Antibiotic use before age 2 risks allergies, asthma, ADHD, and obesity, study finds
New research has warned that babies and toddlers who receive antibiotics are more likely to develop childhood health issues, such as asthma, eczema, hay fever, food allergies, and celiac disease.
A study published on Sunday in the journal Mayo Clinic Proceedings says that childhood health issues are more common in children who received one or more doses of antibiotics before the age of two.
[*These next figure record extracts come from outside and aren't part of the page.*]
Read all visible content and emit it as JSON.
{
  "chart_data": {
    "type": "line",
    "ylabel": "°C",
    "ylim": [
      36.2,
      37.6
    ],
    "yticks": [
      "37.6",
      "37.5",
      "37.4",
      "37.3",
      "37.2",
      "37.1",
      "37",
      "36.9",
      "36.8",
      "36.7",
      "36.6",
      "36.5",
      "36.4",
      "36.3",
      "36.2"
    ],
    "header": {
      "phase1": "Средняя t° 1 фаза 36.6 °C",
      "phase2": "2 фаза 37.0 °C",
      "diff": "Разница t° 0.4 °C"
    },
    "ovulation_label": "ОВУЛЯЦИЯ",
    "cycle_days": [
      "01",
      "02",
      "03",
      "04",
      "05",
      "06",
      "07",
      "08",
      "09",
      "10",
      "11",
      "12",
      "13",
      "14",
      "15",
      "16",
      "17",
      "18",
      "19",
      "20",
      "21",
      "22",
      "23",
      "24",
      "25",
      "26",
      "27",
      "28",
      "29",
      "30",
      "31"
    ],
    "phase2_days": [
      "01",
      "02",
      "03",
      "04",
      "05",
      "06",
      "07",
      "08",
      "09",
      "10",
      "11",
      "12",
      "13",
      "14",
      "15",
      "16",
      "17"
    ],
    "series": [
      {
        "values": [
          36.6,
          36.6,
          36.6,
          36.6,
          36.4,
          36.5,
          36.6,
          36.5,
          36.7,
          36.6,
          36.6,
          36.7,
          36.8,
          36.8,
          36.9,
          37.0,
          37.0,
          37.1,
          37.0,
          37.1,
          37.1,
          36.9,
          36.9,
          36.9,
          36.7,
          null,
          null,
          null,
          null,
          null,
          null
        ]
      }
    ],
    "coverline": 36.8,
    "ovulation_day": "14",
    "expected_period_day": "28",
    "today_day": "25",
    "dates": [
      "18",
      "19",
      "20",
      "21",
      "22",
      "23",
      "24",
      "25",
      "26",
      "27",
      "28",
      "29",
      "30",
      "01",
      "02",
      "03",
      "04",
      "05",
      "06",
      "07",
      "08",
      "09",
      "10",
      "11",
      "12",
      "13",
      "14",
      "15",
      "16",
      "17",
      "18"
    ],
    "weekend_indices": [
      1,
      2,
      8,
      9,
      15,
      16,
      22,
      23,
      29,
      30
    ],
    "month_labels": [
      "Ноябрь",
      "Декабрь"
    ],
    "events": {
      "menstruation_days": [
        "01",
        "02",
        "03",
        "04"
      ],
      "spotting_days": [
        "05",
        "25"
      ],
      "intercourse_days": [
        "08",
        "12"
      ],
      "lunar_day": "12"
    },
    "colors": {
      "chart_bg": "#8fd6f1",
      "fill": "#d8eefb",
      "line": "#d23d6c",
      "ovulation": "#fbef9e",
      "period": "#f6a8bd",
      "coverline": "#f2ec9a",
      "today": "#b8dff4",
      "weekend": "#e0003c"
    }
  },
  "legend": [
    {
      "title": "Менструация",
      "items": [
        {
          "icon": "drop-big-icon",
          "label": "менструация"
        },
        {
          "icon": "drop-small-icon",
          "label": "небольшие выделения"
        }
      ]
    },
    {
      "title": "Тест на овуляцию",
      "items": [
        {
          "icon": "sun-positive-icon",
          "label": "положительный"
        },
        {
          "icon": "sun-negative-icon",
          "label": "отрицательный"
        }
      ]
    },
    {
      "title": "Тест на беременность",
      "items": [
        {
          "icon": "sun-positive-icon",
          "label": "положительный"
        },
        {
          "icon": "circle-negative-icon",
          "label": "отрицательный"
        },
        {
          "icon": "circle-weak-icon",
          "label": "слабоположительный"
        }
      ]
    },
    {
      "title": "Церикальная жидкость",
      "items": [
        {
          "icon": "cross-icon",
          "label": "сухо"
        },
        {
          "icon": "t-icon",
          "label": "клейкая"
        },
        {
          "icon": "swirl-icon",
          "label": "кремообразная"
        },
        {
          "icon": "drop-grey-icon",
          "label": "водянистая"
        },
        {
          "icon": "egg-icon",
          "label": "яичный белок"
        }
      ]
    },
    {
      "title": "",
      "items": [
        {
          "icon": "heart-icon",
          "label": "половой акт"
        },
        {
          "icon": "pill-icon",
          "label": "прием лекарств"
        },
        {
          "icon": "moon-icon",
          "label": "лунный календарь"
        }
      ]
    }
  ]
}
The research, which analyzed data from over 14,500 children who are part of the Rochester Epidemiology Project, found that children who were exposed to multiple antibiotics were more likely to develop combinations of medical conditions.
Early antibiotic exposure was associated with an increased risk of childhood-onset asthma, allergic rhinitis, atopic dermatitis, celiac disease, overweight, obesity, and attention deficit hyperactivity disorder.
The researchers highlighted that childhood health conditions varied according to the child’s gender and age, and the medication type, dosage, and number of doses administered.
The study found that in children who received one or two antibiotics before the age of two, only girls were at considerably higher risk of developing asthma and celiac disease compared to those unexposed to antibiotics.
In contrast, receiving more than two antibiotic prescriptions was linked with multiple health conditions in both sexes, in addition to ADHD and celiac disease in girls and obesity in boys.
However, exposure to antibiotics was not always found to be linked to an increase in childhood health conditions. The researchers claim that penicillin was associated with a reduced risk of autism in girls.
The study’s senior author, Professor Nathan LeBrasseur, claimed the research does not demonstrate causation, but opined that “these findings offer the opportunity to target future research to determine more reliable and safer approaches to timing, dosing and types of antibiotics for children in this age group.”
The researchers repeated the need for further research to corroborate their findings.